When a Windows user relaunches Hermes while an in-app update is still
running (the desktop vanished with no progress and looks crashed), the
fresh instance spawns its own dashboard backend. That backend re-locks
the venv shim, the updater's straggler cleanup (force_kill_other_hermes
-> taskkill /F /T /IM hermes.exe) kills it, the launch dies with the 45s
"backend didn't come up" timeout, and the user relaunches into the same
trap -- an infinite respawn/kill loop (#50238).

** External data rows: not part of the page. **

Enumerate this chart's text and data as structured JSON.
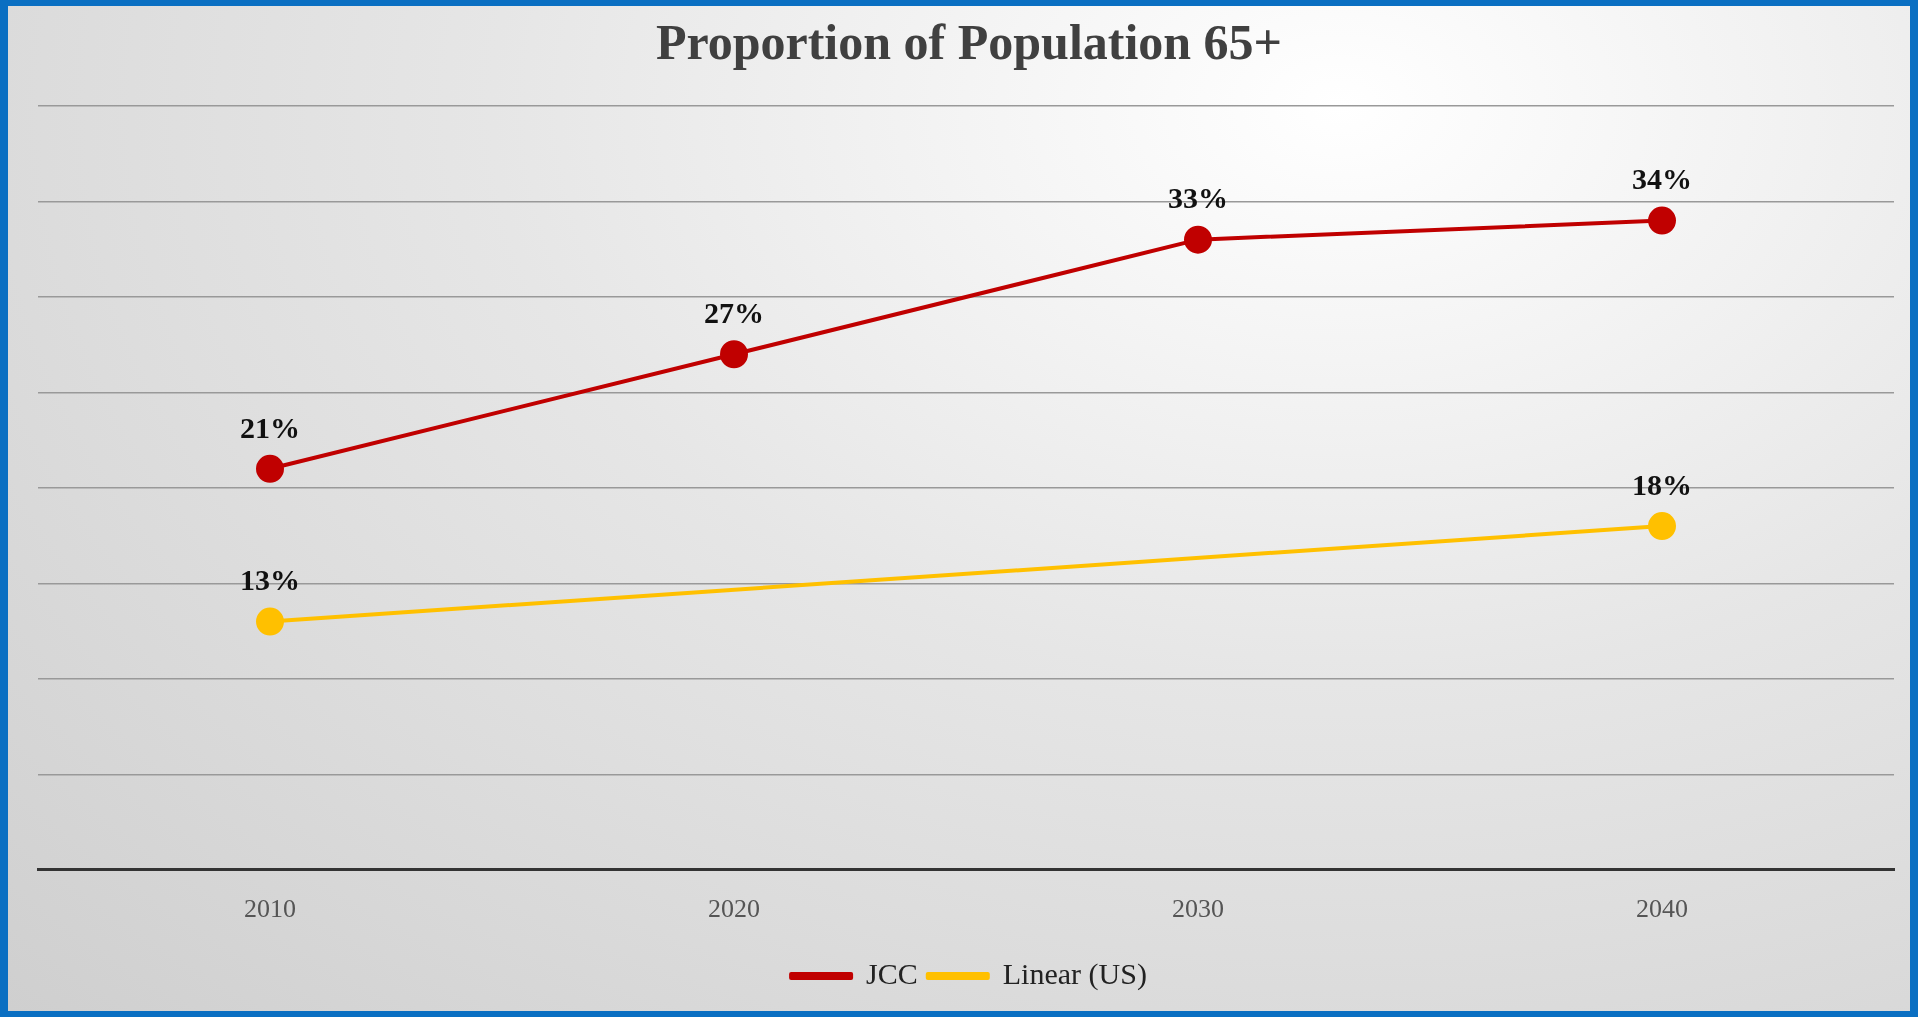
{
  "chart_data": {
    "type": "line",
    "title": "Proportion of Population 65+",
    "categories": [
      "2010",
      "2020",
      "2030",
      "2040"
    ],
    "series": [
      {
        "name": "JCC",
        "color": "#c00000",
        "values": [
          21,
          27,
          33,
          34
        ],
        "value_labels": [
          "21%",
          "27%",
          "33%",
          "34%"
        ],
        "marker": "circle"
      },
      {
        "name": "Linear (US)",
        "color": "#ffc000",
        "values": [
          13,
          null,
          null,
          18
        ],
        "value_labels": [
          "13%",
          null,
          null,
          "18%"
        ],
        "marker": "circle"
      }
    ],
    "ylim": [
      0,
      40
    ],
    "yticks": [
      {
        "value": 0,
        "label": null
      },
      {
        "value": 5,
        "label": null
      },
      {
        "value": 10,
        "label": null
      },
      {
        "value": 15,
        "label": null
      },
      {
        "value": 20,
        "label": null
      },
      {
        "value": 25,
        "label": null
      },
      {
        "value": 30,
        "label": null
      },
      {
        "value": 35,
        "label": null
      },
      {
        "value": 40,
        "label": null
      }
    ],
    "tick_labels": "x",
    "grid": "y",
    "legend": "bottom"
  }
}
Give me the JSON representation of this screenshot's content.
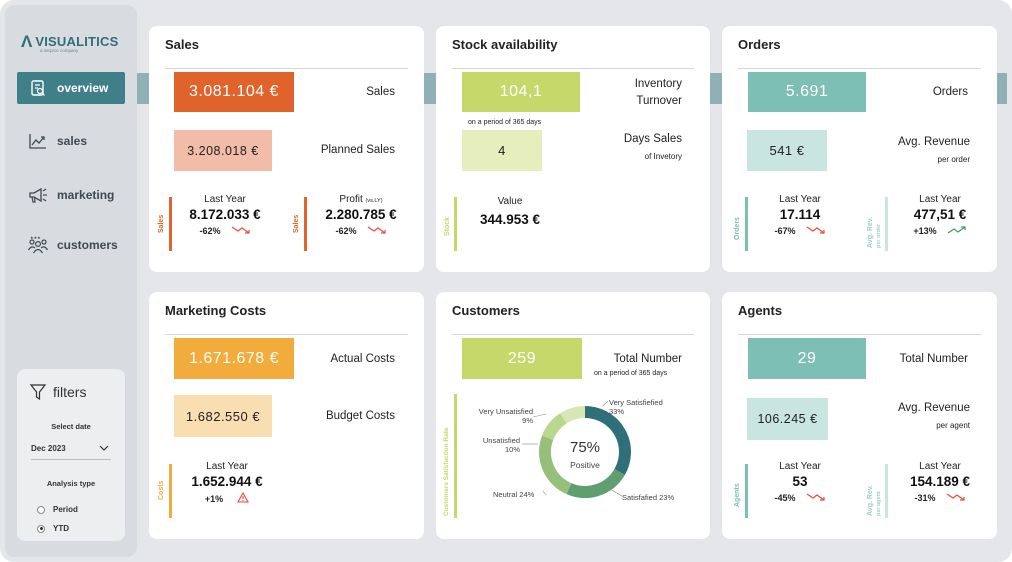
{
  "brand": {
    "name": "VISUALITICS",
    "tagline": "a serproc company"
  },
  "nav": [
    {
      "label": "overview",
      "icon": "report-icon",
      "active": true
    },
    {
      "label": "sales",
      "icon": "trend-chart-icon",
      "active": false
    },
    {
      "label": "marketing",
      "icon": "megaphone-icon",
      "active": false
    },
    {
      "label": "customers",
      "icon": "people-icon",
      "active": false
    }
  ],
  "filters": {
    "title": "filters",
    "date_label": "Select date",
    "date_value": "Dec 2023",
    "analysis_label": "Analysis type",
    "option_period": "Period",
    "option_ytd": "YTD",
    "selected": "YTD"
  },
  "sales": {
    "title": "Sales",
    "sales_value": "3.081.104 €",
    "sales_label": "Sales",
    "planned_value": "3.208.018 €",
    "planned_label": "Planned Sales",
    "side1": "Sales",
    "side2": "Sales",
    "last_year_label": "Last Year",
    "last_year_value": "8.172.033 €",
    "last_year_change": "-62%",
    "profit_label": "Profit",
    "profit_suffix": "(vs.LY)",
    "profit_value": "2.280.785 €",
    "profit_change": "-62%"
  },
  "stock": {
    "title": "Stock availability",
    "turnover_value": "104,1",
    "turnover_label1": "Inventory",
    "turnover_label2": "Turnover",
    "period_note": "on a period of 365 days",
    "days_value": "4",
    "days_label1": "Days Sales",
    "days_label2": "of Invetory",
    "side": "Stock",
    "value_label": "Value",
    "value_value": "344.953 €"
  },
  "orders": {
    "title": "Orders",
    "orders_value": "5.691",
    "orders_label": "Orders",
    "avg_value": "541 €",
    "avg_label1": "Avg. Revenue",
    "avg_label2": "per order",
    "side1": "Orders",
    "side2_a": "Avg. Rev.",
    "side2_b": "per order",
    "ly1_label": "Last Year",
    "ly1_value": "17.114",
    "ly1_change": "-67%",
    "ly2_label": "Last Year",
    "ly2_value": "477,51 €",
    "ly2_change": "+13%"
  },
  "marketing": {
    "title": "Marketing Costs",
    "actual_value": "1.671.678 €",
    "actual_label": "Actual Costs",
    "budget_value": "1.682.550 €",
    "budget_label": "Budget Costs",
    "side": "Costs",
    "ly_label": "Last Year",
    "ly_value": "1.652.944 €",
    "ly_change": "+1%"
  },
  "customers": {
    "title": "Customers",
    "total_value": "259",
    "total_label": "Total Number",
    "period_note": "on a period of 365 days",
    "side": "Customers Satisfaction Rate",
    "center_pct": "75%",
    "center_label": "Positive",
    "segments": [
      {
        "name": "Very Satisfiefied",
        "pct": "33%",
        "value": 33,
        "color": "#2f6f79"
      },
      {
        "name": "Satisfafied",
        "pct": "23%",
        "value": 23,
        "color": "#5f9e6f"
      },
      {
        "name": "Neutral",
        "pct": "24%",
        "value": 24,
        "color": "#96c07a"
      },
      {
        "name": "Unsatisfied",
        "pct": "10%",
        "value": 10,
        "color": "#b9d78e"
      },
      {
        "name": "Very Unsatisfied",
        "pct": "9%",
        "value": 9,
        "color": "#d6e7b5"
      }
    ]
  },
  "agents": {
    "title": "Agents",
    "total_value": "29",
    "total_label": "Total Number",
    "avg_value": "106.245 €",
    "avg_label1": "Avg. Revenue",
    "avg_label2": "per agent",
    "side1": "Agents",
    "side2_a": "Avg. Rev.",
    "side2_b": "per agent",
    "ly1_label": "Last Year",
    "ly1_value": "53",
    "ly1_change": "-45%",
    "ly2_label": "Last Year",
    "ly2_value": "154.189 €",
    "ly2_change": "-31%"
  },
  "colors": {
    "sales_orange": "#e0632b",
    "sales_light": "#f2bda8",
    "stock_green": "#c6d86a",
    "stock_light": "#e6eebd",
    "orders_teal": "#7dbfb5",
    "orders_light": "#c9e5e0",
    "marketing_yellow": "#f1ac3c",
    "marketing_light": "#f8deb1",
    "down_red": "#e34b3a",
    "up_green": "#3e9e5a"
  }
}
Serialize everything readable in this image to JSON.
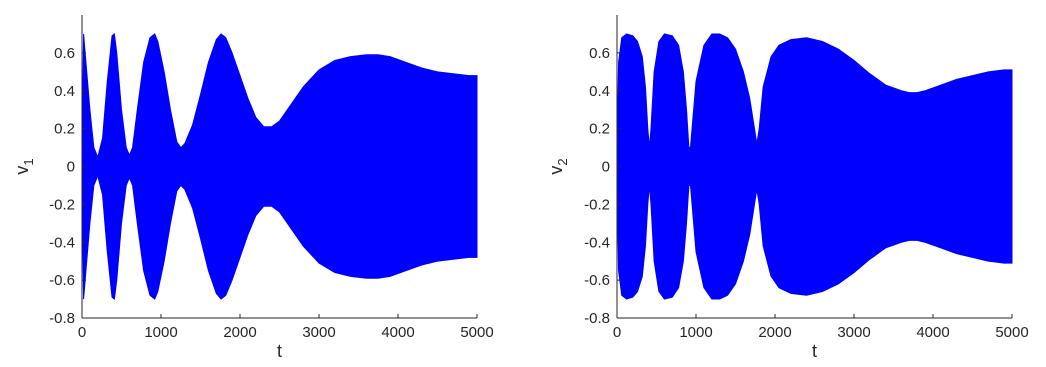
{
  "chart_data": [
    {
      "type": "area",
      "title": "",
      "xlabel": "t",
      "ylabel": "v",
      "ylabel_subscript": "1",
      "xlim": [
        0,
        5000
      ],
      "ylim": [
        -0.8,
        0.8
      ],
      "xticks": [
        0,
        1000,
        2000,
        3000,
        4000,
        5000
      ],
      "yticks": [
        -0.8,
        -0.6,
        -0.4,
        -0.2,
        0,
        0.2,
        0.4,
        0.6
      ],
      "ytick_labels": [
        "-0.8",
        "-0.6",
        "-0.4",
        "-0.2",
        "0",
        "0.2",
        "0.4",
        "0.6"
      ],
      "xtick_labels": [
        "0",
        "1000",
        "2000",
        "3000",
        "4000",
        "5000"
      ],
      "grid": false,
      "color": "#0000ff",
      "series": [
        {
          "description_kind": "symmetric oscillation envelope",
          "t": [
            0,
            20,
            50,
            100,
            150,
            200,
            260,
            320,
            380,
            410,
            440,
            500,
            560,
            600,
            640,
            700,
            780,
            860,
            920,
            960,
            1040,
            1120,
            1200,
            1250,
            1300,
            1400,
            1500,
            1600,
            1700,
            1760,
            1820,
            1900,
            2000,
            2100,
            2200,
            2300,
            2400,
            2500,
            2600,
            2800,
            3000,
            3200,
            3400,
            3600,
            3750,
            3900,
            4100,
            4300,
            4500,
            4700,
            4900,
            5000
          ],
          "amplitude": [
            0.05,
            0.7,
            0.55,
            0.3,
            0.1,
            0.05,
            0.15,
            0.45,
            0.69,
            0.7,
            0.6,
            0.3,
            0.1,
            0.06,
            0.1,
            0.3,
            0.55,
            0.68,
            0.7,
            0.66,
            0.5,
            0.3,
            0.13,
            0.1,
            0.12,
            0.22,
            0.38,
            0.55,
            0.67,
            0.7,
            0.68,
            0.6,
            0.48,
            0.36,
            0.26,
            0.21,
            0.21,
            0.24,
            0.3,
            0.42,
            0.51,
            0.56,
            0.58,
            0.59,
            0.59,
            0.58,
            0.55,
            0.52,
            0.5,
            0.49,
            0.48,
            0.48
          ]
        }
      ]
    },
    {
      "type": "area",
      "title": "",
      "xlabel": "t",
      "ylabel": "v",
      "ylabel_subscript": "2",
      "xlim": [
        0,
        5000
      ],
      "ylim": [
        -0.8,
        0.8
      ],
      "xticks": [
        0,
        1000,
        2000,
        3000,
        4000,
        5000
      ],
      "yticks": [
        -0.8,
        -0.6,
        -0.4,
        -0.2,
        0,
        0.2,
        0.4,
        0.6
      ],
      "ytick_labels": [
        "-0.8",
        "-0.6",
        "-0.4",
        "-0.2",
        "0",
        "0.2",
        "0.4",
        "0.6"
      ],
      "xtick_labels": [
        "0",
        "1000",
        "2000",
        "3000",
        "4000",
        "5000"
      ],
      "grid": false,
      "color": "#0000ff",
      "series": [
        {
          "description_kind": "symmetric oscillation envelope",
          "t": [
            0,
            20,
            60,
            120,
            200,
            260,
            320,
            360,
            390,
            410,
            430,
            470,
            530,
            600,
            700,
            780,
            840,
            880,
            910,
            930,
            960,
            1000,
            1100,
            1200,
            1300,
            1400,
            1500,
            1600,
            1680,
            1740,
            1770,
            1800,
            1850,
            1950,
            2050,
            2200,
            2400,
            2600,
            2800,
            3000,
            3200,
            3400,
            3600,
            3700,
            3800,
            3900,
            4100,
            4300,
            4500,
            4700,
            4900,
            5000
          ],
          "amplitude": [
            0.05,
            0.55,
            0.68,
            0.7,
            0.69,
            0.66,
            0.58,
            0.42,
            0.2,
            0.1,
            0.2,
            0.5,
            0.66,
            0.7,
            0.69,
            0.64,
            0.5,
            0.3,
            0.1,
            0.1,
            0.25,
            0.45,
            0.64,
            0.7,
            0.7,
            0.68,
            0.62,
            0.5,
            0.36,
            0.2,
            0.12,
            0.2,
            0.42,
            0.58,
            0.64,
            0.67,
            0.68,
            0.66,
            0.62,
            0.56,
            0.49,
            0.43,
            0.4,
            0.39,
            0.39,
            0.4,
            0.43,
            0.46,
            0.48,
            0.5,
            0.51,
            0.51
          ]
        }
      ]
    }
  ]
}
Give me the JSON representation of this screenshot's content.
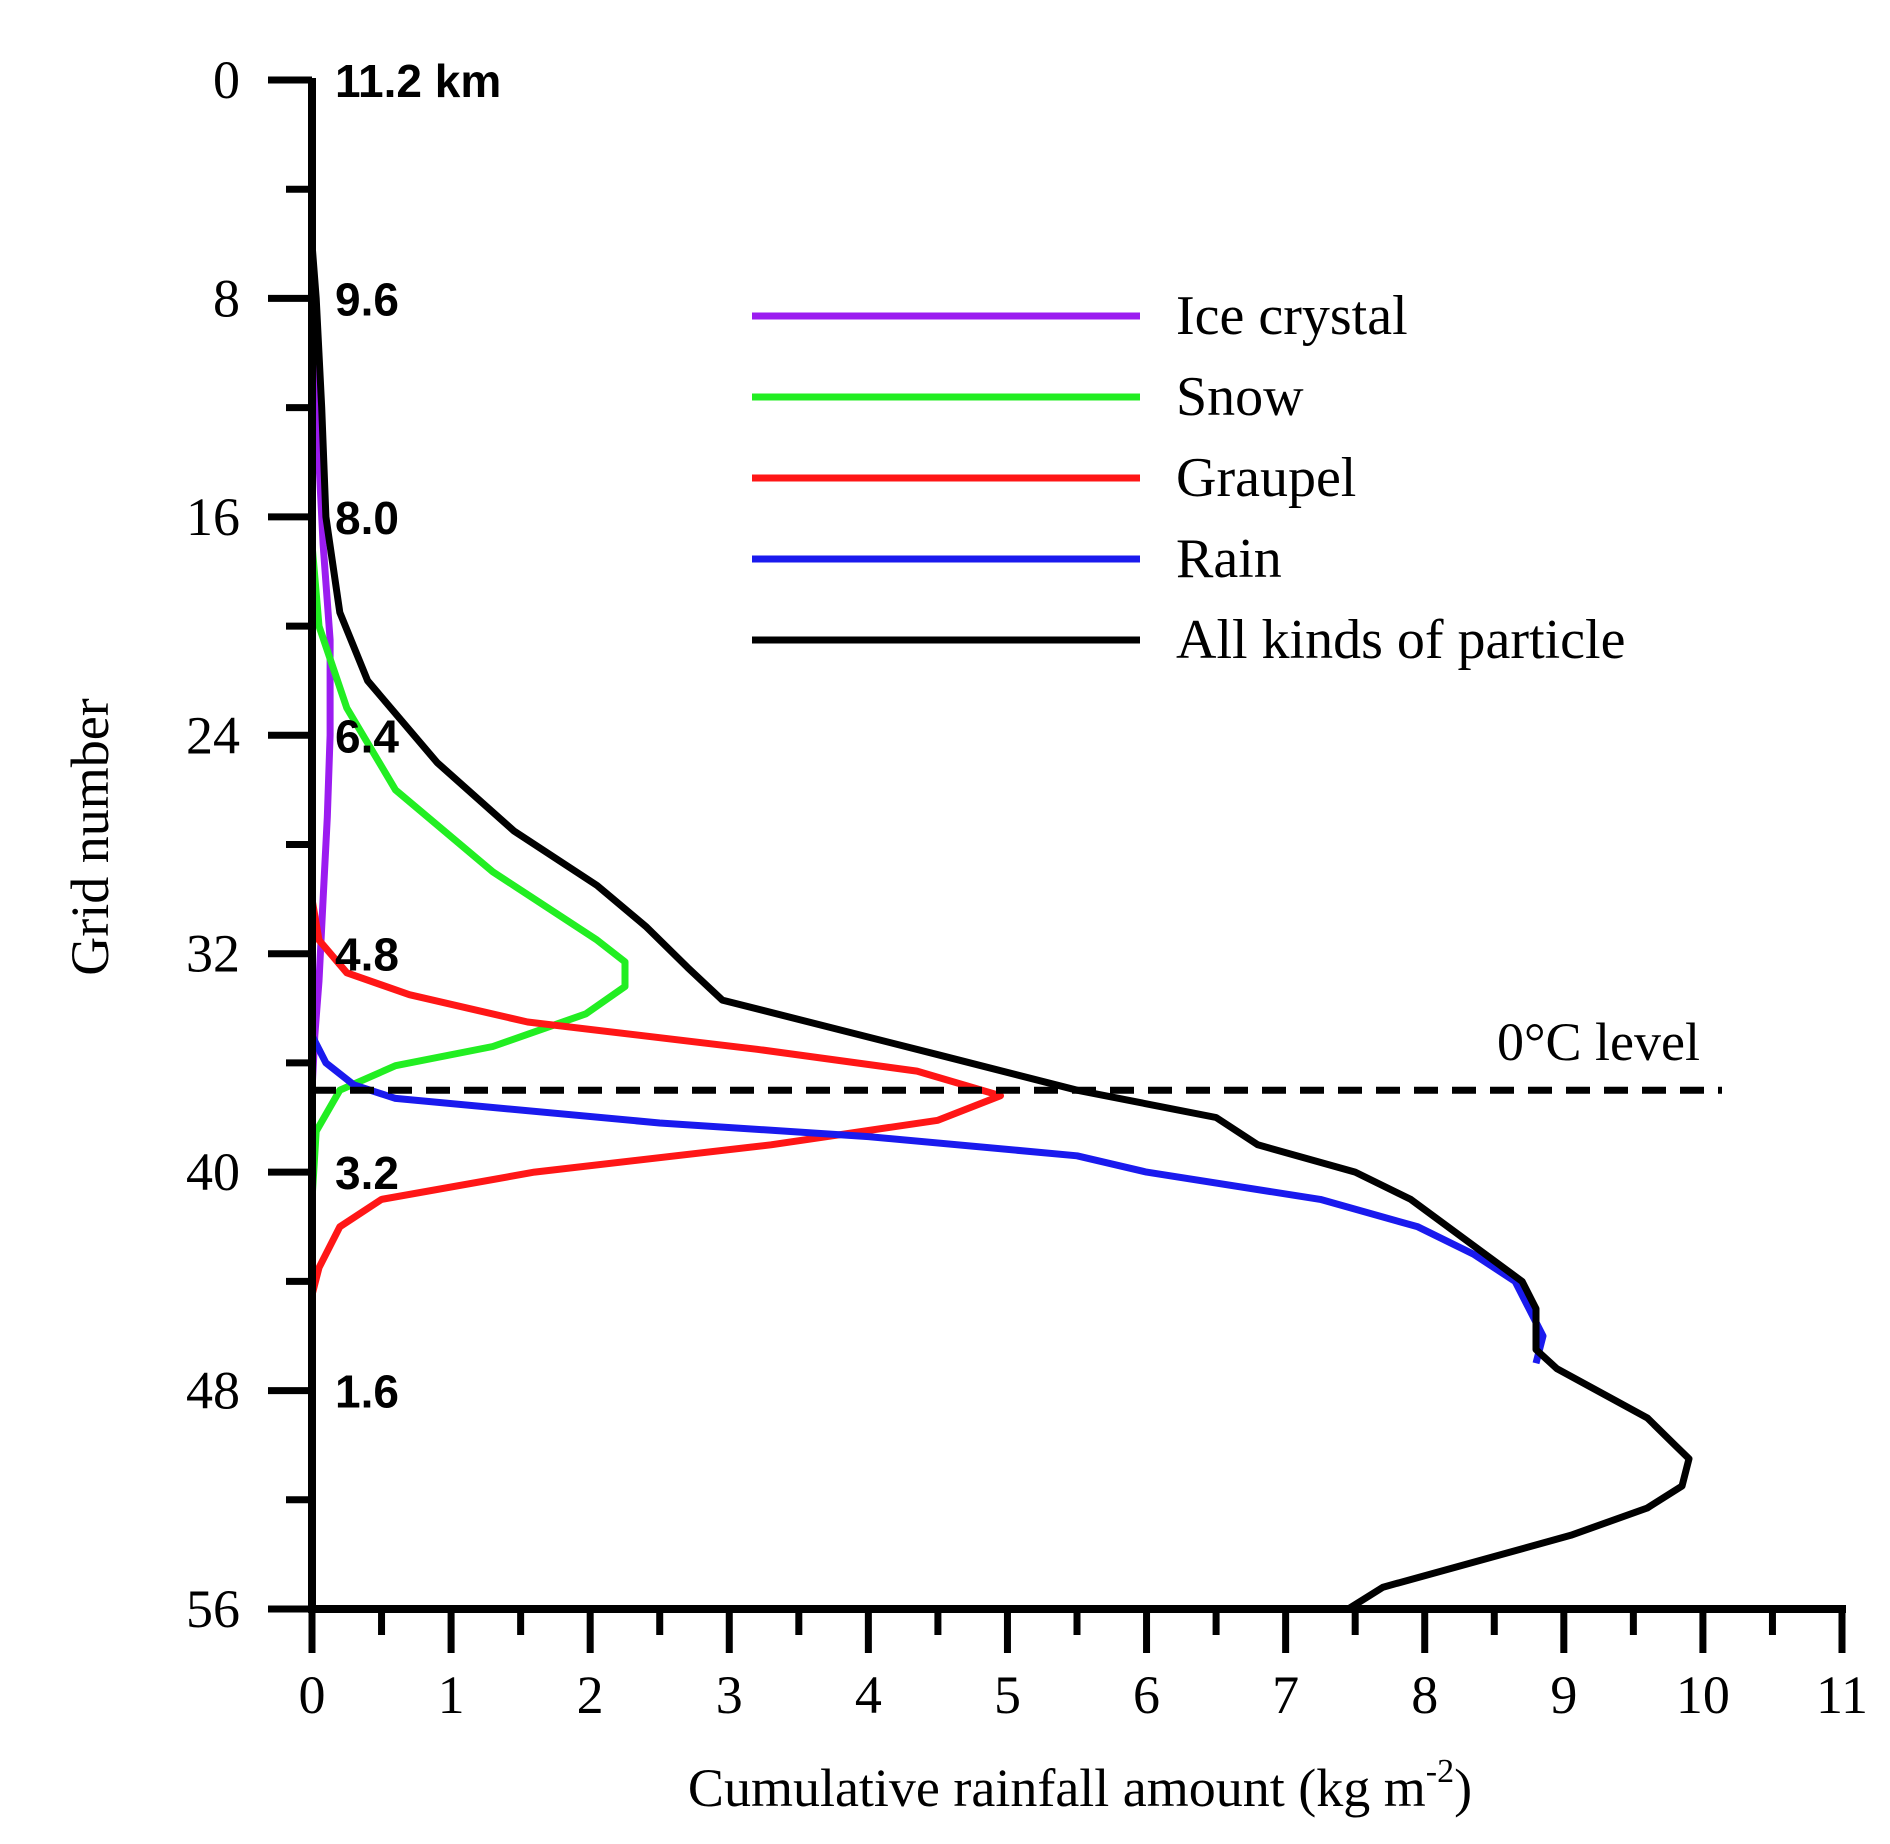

Root cause: no mutual exclusion between an applying update and a fresh
desktop spawning its own local backend.
Fix: the updater publishes a HERMES_HOME/.hermes-update-in-progress
marker (pid + start time) for the whole run via an RAII drop-guard that
removes it on every exit path (success, early return, panic). A
freshly-launched desktop checks the marker before spawning its local
backend and PARKS until the update finishes -- then brings the backend
up itself (it is the surviving instance; the updater's own relaunch hits
the single-instance lock and quits). A stale marker (dead pid or past a
20-minute ceiling) is pruned so a crashed updater can never strand
future launches. No rogue backend spawns mid-update, so
force_kill_other_hermes has nothing legitimate to kill.
Marker parse/staleness logic is extracted to update-marker.cjs and
unit-tested; the Rust guard has unit tests; the Rust-write <-> JS-read
contract is E2E-verified.